Can CIDP and MS Occur Together?
Yes, Chronic Inflammatory Demyelinating Polyneuropathy (CIDP) and Multiple Sclerosis (MS) can occur together, representing a combined central-peripheral inflammatory demyelinating syndrome, though this co-occurrence is relatively uncommon.
Understanding CIDP and MS
CIDP
- Chronic inflammatory demyelinating polyneuropathy affecting the peripheral nervous system
- Characterized by progressive weakness, sensory disturbances, and reduced/absent reflexes
- Typically responds to immunomodulatory treatments like IVIG
MS
- Chronic inflammatory autoimmune disease affecting the central nervous system
- Characterized by demyelination in brain and spinal cord
- Presents with various symptoms depending on lesion location (vision problems, weakness, sensory disturbances)

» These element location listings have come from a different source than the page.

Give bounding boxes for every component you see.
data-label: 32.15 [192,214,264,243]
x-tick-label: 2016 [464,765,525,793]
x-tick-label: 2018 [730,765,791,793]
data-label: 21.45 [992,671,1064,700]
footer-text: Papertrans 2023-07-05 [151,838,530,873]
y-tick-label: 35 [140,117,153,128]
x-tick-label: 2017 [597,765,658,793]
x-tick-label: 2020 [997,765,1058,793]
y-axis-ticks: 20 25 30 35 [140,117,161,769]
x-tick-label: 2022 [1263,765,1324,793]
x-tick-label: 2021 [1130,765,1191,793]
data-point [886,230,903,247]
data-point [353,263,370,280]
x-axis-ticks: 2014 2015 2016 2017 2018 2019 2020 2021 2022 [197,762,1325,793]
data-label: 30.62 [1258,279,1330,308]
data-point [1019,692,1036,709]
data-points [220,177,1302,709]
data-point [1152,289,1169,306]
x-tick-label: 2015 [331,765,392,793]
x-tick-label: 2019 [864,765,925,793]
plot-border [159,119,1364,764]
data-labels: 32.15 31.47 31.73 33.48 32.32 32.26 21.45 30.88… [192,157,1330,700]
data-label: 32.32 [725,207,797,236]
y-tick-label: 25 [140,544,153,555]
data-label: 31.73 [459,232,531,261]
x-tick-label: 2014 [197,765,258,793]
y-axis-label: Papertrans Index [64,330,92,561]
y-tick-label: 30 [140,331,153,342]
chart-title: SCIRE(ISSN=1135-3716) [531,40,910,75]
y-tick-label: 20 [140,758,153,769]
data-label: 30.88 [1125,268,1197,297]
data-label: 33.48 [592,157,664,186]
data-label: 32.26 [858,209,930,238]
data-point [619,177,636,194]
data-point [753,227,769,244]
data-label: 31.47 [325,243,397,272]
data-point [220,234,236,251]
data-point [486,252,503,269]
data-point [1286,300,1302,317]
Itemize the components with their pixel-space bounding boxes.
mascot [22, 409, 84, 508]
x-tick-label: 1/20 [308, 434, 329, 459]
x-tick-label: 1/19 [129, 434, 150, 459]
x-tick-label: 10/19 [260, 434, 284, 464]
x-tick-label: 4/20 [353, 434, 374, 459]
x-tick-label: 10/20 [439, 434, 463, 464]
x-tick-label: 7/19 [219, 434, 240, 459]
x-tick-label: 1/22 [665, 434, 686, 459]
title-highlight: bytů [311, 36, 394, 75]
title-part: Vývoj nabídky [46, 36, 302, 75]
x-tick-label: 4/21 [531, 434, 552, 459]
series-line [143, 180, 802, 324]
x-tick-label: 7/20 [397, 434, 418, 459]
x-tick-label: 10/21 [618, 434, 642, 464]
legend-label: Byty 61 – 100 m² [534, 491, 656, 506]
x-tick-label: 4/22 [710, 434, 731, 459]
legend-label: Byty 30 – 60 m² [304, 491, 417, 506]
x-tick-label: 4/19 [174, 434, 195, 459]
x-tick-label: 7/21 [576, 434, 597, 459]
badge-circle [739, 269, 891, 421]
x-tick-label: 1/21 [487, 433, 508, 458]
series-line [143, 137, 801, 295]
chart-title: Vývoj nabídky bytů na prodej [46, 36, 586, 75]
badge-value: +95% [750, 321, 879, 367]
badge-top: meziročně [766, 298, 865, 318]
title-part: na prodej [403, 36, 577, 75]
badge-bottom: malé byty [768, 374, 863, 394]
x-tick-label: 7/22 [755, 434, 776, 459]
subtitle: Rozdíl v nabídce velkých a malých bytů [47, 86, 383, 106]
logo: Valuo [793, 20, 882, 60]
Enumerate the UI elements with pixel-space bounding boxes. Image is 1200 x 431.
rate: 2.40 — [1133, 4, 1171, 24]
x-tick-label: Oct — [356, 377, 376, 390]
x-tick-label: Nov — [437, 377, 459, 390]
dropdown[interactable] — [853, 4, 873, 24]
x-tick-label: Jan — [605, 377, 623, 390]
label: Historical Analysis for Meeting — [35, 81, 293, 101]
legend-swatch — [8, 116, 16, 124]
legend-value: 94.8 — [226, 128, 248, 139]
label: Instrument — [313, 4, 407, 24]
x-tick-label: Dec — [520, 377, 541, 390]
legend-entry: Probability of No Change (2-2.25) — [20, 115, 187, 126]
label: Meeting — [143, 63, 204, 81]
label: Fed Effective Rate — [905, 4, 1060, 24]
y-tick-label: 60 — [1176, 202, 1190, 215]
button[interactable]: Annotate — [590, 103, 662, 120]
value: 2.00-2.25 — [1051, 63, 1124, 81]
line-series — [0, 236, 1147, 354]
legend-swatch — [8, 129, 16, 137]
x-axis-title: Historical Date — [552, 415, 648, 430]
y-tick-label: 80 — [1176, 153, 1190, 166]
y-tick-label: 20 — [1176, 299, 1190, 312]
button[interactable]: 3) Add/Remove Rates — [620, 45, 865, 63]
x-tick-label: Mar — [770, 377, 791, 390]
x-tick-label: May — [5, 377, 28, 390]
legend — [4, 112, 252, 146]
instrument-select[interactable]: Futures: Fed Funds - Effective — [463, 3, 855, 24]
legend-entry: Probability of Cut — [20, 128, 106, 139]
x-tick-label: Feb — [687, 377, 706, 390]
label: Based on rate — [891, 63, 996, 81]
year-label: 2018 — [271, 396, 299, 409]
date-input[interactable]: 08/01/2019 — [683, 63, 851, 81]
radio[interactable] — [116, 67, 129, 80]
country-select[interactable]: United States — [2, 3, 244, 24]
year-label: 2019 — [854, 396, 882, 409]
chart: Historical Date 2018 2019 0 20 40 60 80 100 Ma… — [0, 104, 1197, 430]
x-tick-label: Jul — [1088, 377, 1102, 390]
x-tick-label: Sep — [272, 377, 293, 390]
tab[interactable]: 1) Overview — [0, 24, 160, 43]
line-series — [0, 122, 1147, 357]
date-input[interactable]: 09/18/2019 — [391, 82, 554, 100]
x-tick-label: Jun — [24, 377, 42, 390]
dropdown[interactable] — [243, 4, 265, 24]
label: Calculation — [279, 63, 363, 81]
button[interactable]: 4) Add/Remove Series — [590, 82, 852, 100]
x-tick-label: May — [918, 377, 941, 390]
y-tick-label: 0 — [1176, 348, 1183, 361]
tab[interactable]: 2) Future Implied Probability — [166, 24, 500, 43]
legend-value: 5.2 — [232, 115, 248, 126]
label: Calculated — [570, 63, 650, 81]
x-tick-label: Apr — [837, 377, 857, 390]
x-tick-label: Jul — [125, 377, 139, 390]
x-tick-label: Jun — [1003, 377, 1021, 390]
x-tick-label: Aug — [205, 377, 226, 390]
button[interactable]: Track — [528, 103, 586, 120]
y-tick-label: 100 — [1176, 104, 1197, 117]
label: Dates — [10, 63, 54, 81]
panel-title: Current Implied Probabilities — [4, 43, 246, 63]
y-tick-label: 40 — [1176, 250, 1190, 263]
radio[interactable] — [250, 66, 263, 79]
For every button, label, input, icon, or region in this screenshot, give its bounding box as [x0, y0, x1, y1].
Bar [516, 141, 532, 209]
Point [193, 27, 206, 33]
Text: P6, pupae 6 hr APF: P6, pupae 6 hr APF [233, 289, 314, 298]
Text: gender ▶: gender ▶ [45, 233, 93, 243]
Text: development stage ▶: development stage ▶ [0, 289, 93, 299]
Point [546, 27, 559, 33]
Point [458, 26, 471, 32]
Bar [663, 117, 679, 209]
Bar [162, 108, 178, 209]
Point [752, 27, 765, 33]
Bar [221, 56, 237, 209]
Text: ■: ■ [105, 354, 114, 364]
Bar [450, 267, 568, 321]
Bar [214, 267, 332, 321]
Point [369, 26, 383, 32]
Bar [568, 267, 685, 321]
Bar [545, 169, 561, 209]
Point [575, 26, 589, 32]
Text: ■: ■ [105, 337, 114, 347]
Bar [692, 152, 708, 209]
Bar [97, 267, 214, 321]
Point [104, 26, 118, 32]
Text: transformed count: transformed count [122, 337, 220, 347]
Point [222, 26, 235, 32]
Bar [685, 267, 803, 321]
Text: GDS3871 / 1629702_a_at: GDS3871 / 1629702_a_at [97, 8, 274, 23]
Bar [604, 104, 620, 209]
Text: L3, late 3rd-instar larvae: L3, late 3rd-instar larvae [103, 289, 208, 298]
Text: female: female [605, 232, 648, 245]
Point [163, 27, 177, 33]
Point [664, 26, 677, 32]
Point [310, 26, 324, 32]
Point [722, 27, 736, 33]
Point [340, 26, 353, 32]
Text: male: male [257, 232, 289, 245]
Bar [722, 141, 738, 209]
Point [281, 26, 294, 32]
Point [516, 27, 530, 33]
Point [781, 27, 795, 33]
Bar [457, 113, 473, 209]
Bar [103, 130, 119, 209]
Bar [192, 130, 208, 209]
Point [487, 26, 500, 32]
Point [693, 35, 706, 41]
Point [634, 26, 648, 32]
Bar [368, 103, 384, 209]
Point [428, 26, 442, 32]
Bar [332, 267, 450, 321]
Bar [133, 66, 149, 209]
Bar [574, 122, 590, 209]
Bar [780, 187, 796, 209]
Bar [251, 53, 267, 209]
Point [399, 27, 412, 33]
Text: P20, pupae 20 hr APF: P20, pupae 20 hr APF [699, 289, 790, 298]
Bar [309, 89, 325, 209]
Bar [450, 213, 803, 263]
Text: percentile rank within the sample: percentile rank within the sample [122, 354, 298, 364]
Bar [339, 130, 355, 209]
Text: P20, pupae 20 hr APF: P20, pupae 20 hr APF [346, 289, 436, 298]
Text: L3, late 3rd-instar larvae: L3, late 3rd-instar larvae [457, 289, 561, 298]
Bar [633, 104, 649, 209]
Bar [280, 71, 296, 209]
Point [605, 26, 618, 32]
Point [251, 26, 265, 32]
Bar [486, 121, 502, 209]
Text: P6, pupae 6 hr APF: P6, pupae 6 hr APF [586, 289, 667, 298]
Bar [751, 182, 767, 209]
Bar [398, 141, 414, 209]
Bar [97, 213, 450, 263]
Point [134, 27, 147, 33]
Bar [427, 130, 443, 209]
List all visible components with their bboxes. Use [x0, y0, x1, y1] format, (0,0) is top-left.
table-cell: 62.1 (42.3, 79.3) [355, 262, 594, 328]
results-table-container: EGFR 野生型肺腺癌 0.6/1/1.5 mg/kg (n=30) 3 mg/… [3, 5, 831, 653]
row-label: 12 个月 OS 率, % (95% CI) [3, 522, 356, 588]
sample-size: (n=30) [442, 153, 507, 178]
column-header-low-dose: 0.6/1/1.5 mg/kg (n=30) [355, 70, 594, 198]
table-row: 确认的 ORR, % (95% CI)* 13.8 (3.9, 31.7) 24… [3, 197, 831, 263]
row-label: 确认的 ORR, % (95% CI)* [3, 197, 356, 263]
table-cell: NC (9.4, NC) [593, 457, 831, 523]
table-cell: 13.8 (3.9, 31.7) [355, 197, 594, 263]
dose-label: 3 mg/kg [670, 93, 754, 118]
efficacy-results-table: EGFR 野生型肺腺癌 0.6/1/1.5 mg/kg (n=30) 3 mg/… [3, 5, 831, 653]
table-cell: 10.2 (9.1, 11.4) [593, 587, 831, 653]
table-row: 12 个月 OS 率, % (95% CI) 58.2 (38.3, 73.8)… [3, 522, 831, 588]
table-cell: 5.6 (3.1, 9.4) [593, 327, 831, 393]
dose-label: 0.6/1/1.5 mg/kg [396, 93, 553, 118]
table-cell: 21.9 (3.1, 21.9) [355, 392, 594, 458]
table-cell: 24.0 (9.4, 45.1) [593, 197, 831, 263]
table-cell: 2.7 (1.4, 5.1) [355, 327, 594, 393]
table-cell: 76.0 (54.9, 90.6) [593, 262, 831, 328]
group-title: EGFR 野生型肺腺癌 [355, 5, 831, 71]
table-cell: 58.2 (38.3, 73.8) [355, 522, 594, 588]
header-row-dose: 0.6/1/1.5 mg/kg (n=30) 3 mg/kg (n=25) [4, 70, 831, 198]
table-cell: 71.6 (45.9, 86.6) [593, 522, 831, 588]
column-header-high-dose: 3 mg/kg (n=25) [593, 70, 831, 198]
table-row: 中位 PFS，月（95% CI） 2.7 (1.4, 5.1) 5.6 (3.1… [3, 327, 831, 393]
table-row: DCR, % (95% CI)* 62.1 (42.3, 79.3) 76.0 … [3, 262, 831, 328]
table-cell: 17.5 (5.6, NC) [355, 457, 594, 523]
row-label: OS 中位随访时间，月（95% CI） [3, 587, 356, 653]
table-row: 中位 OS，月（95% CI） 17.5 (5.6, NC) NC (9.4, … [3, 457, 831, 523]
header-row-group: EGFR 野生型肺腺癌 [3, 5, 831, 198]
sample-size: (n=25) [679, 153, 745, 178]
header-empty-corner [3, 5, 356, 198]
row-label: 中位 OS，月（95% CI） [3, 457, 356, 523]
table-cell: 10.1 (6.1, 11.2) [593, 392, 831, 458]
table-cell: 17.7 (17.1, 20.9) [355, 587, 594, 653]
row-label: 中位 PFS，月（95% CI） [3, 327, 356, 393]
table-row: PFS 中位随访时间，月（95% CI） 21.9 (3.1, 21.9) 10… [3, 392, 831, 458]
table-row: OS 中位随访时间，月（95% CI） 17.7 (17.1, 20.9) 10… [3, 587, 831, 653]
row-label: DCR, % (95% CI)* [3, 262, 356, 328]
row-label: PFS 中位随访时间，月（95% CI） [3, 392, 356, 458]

Evidence for Co-occurrence
The co-existence of CIDP and MS has been documented in medical literature, though it's relatively rare:
A 2019 study identified 133 cases of MS with polyneuropathy, of which 11 had confirmed CIDP 1
This study found that MS-CIDP patients showed:
- Earlier age of neuropathy recognition (52 vs. 58 years)
- Worse impairment scores
- More acquired demyelinating electrophysiology features
- One-third of tested cases had IgG4 autoantibodies to neurofascin-155
An older 1987 study using MRI found that 6 out of 16 CIDP patients (37.5%) had central nervous system lesions consistent with MS 2
Case reports have documented individual patients with both conditions, including a 1993 report of a pediatric case 3
Diagnostic Considerations
When evaluating a patient with suspected co-occurrence:
Brain and Spinal Cord MRI
- Essential for detecting MS lesions showing dissemination in space and time 4
- Look for T2-hyperintense and gadolinium-enhancing lesions
Nerve Conduction Studies/EMG
- Critical for CIDP diagnosis
- Will show demyelinating features (slowed conduction velocities, conduction blocks)
Lumbar Puncture
- MS: Oligoclonal bands, elevated IgG index
- CIDP: Elevated protein with normal cell count
Clinical Examination
- MS-CIDP patients more commonly show absent/reduced ankle reflexes (100% vs 70%) 1
- Look for both central and peripheral neurological deficits
Pathophysiological Connection
The co-occurrence of these conditions suggests potential shared pathogenic mechanisms:
- Both are inflammatory demyelinating disorders affecting different parts of the nervous system
- The presence of autoantibodies to neurofascin-155 in some MS-CIDP patients suggests common immunological targets 1
- May represent a "central-peripheral inflammatory demyelinating syndrome" rather than two separate coincidental diseases 2
Treatment Implications
Treatment becomes more complex when both conditions coexist:
- Some MS treatments may not benefit CIDP and vice versa 5
- IVIG is effective for CIDP but not for MS
- Newer MS drugs (dimethyl fumarate, teriflunomide, laquinimod) haven't been studied in CIDP
- Some monoclonal antibodies (natalizumab, alemtuzumab, rituximab) may potentially address both conditions
Clinical Pitfalls to Avoid
- Misattribution of symptoms: Attributing all neurological symptoms to MS when peripheral involvement may indicate CIDP
- Diagnostic delay: CIDP may be overlooked in MS patients as symptoms are attributed to the known MS
- Treatment conflicts: Some treatments effective for one condition may not help or could potentially worsen the other
- Overlooking treatable causes: CIDP is treatable, and missing this diagnosis in an MS patient means missing an opportunity to address a component of their disability
The recognition of this combined syndrome is important as proper diagnosis allows for appropriate treatment of both conditions, potentially reducing overall disability burden in affected patients.